The Cassini Ion Neutral Mass Spectrometer (INMS) measures densities of gases including N-2 and CH4 in situ in Titan's upper atmosphere. We have used data from 13 targeted flybys of Titan (T5-T32) to construct an empirical model that describes the mean state of the thermosphere in the northern hemisphere, giving the N-2 and CH4 densities between 1000 and 1600 km as a function of latitude and height. The principal features in the INMS data are well reproduced by this simple model. We find a pronounced oblateness in the thermosphere, with densities above 1100 km altitude increasing by around 70% from the northern (winter) pole to the equator, resulting in isobaric surfaces being similar or equal to 45 km higher over the equator than at the northern pole. Thermospheric temperatures derived from the densities tend to decrease with height from 149 +/- 10 K to 140 +/- 13 K near 1600 km. Considerable latitude differences are present in the temperatures below 1200 km.
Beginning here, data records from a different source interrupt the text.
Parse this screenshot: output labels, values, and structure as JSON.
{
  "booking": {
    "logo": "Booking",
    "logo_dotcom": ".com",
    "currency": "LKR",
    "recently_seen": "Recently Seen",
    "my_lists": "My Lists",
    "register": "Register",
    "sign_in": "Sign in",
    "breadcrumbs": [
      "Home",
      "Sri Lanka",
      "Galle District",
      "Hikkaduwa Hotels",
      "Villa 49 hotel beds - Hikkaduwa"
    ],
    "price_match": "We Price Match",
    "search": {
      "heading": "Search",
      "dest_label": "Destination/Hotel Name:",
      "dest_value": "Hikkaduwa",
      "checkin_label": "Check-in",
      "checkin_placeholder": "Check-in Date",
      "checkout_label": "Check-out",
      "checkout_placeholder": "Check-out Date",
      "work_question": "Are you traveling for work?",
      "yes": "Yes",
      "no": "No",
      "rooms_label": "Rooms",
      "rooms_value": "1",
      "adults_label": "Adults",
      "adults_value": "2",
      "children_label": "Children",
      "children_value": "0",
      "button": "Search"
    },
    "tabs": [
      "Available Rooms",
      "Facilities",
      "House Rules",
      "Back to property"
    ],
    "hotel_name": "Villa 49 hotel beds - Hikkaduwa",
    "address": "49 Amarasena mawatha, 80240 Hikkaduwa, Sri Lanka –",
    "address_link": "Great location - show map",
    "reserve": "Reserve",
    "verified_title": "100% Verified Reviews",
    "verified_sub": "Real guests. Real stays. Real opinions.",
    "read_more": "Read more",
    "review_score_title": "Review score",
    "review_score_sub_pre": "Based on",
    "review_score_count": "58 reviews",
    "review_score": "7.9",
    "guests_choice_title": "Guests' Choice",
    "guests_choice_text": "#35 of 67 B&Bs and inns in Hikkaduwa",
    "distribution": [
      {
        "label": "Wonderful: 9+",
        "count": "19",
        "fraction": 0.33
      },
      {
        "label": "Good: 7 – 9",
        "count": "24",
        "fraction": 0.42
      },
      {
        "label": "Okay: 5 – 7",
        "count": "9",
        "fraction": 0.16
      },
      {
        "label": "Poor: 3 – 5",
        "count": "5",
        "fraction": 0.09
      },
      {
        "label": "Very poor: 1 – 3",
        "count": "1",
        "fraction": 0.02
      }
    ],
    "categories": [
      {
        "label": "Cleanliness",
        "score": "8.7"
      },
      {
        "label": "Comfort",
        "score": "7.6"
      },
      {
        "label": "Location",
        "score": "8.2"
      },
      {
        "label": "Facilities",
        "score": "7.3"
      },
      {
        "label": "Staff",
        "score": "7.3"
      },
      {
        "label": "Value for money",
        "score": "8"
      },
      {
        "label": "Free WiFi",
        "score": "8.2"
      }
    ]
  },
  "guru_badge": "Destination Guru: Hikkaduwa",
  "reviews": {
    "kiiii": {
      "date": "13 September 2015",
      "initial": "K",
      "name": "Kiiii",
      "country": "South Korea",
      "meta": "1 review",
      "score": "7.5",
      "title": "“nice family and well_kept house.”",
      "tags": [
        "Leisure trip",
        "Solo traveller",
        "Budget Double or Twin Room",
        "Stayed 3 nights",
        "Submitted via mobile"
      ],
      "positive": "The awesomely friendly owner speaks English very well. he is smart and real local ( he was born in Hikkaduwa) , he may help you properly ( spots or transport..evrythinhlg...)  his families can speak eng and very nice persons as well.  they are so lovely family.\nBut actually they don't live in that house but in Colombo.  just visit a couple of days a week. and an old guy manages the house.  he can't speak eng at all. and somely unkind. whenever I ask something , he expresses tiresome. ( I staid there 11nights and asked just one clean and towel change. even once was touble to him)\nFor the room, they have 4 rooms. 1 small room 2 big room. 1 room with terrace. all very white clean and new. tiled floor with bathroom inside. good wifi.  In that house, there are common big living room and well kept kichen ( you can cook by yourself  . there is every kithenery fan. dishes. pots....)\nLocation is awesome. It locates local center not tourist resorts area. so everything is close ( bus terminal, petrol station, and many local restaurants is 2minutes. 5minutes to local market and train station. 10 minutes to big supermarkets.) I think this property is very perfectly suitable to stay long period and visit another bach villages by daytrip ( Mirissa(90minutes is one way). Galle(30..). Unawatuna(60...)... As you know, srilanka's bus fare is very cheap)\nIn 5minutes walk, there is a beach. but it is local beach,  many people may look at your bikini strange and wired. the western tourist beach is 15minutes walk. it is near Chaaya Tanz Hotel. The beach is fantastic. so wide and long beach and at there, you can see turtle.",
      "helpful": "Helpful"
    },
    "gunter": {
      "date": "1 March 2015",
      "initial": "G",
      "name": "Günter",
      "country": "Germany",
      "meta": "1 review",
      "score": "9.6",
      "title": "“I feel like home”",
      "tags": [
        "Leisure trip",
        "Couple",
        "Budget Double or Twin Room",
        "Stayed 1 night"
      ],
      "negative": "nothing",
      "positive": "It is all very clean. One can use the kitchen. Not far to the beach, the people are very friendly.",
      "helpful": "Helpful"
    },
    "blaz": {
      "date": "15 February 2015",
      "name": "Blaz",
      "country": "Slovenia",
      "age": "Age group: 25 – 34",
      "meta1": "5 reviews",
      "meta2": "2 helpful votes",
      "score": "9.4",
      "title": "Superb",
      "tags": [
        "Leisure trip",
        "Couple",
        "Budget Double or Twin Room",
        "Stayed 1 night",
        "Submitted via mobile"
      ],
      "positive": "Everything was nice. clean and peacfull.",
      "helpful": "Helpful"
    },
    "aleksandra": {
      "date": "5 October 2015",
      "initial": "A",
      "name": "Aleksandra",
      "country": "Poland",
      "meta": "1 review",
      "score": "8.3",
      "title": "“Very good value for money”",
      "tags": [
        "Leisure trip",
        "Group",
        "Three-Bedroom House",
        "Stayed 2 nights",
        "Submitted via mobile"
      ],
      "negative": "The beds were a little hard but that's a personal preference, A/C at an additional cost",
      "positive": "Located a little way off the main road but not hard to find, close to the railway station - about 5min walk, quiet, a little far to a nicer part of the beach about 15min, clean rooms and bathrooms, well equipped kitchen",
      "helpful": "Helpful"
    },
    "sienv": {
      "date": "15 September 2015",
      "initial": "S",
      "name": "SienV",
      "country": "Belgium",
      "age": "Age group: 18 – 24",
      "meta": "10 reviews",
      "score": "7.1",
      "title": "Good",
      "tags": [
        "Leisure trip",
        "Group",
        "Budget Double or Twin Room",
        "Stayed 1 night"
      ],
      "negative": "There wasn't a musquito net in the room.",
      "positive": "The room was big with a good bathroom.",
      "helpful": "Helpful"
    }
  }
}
Near 1000 km altitude, temperatures reach 164 +/- 6 K at 20 degrees N and 131 +/- 6 K near 80 degrees N. Using our Thermosphere General Circulation Model with this thermal structure imposed, we derive thermospheric horizontal wind speeds reaching similar to 150 m s(-1), with primarily poleward flow at equatorial latitudes which, northward of around 60 degrees N, is accompanied by a band of prograde zonal winds of up to 50 m s(-1). At high latitudes, converging horizontal winds generate regions of strong subsistence. We find thermospheric dynamics to be sensitive to coupling from below. CH4 abundances are enhanced in the northern polar region, which may result from transport by thermospheric winds.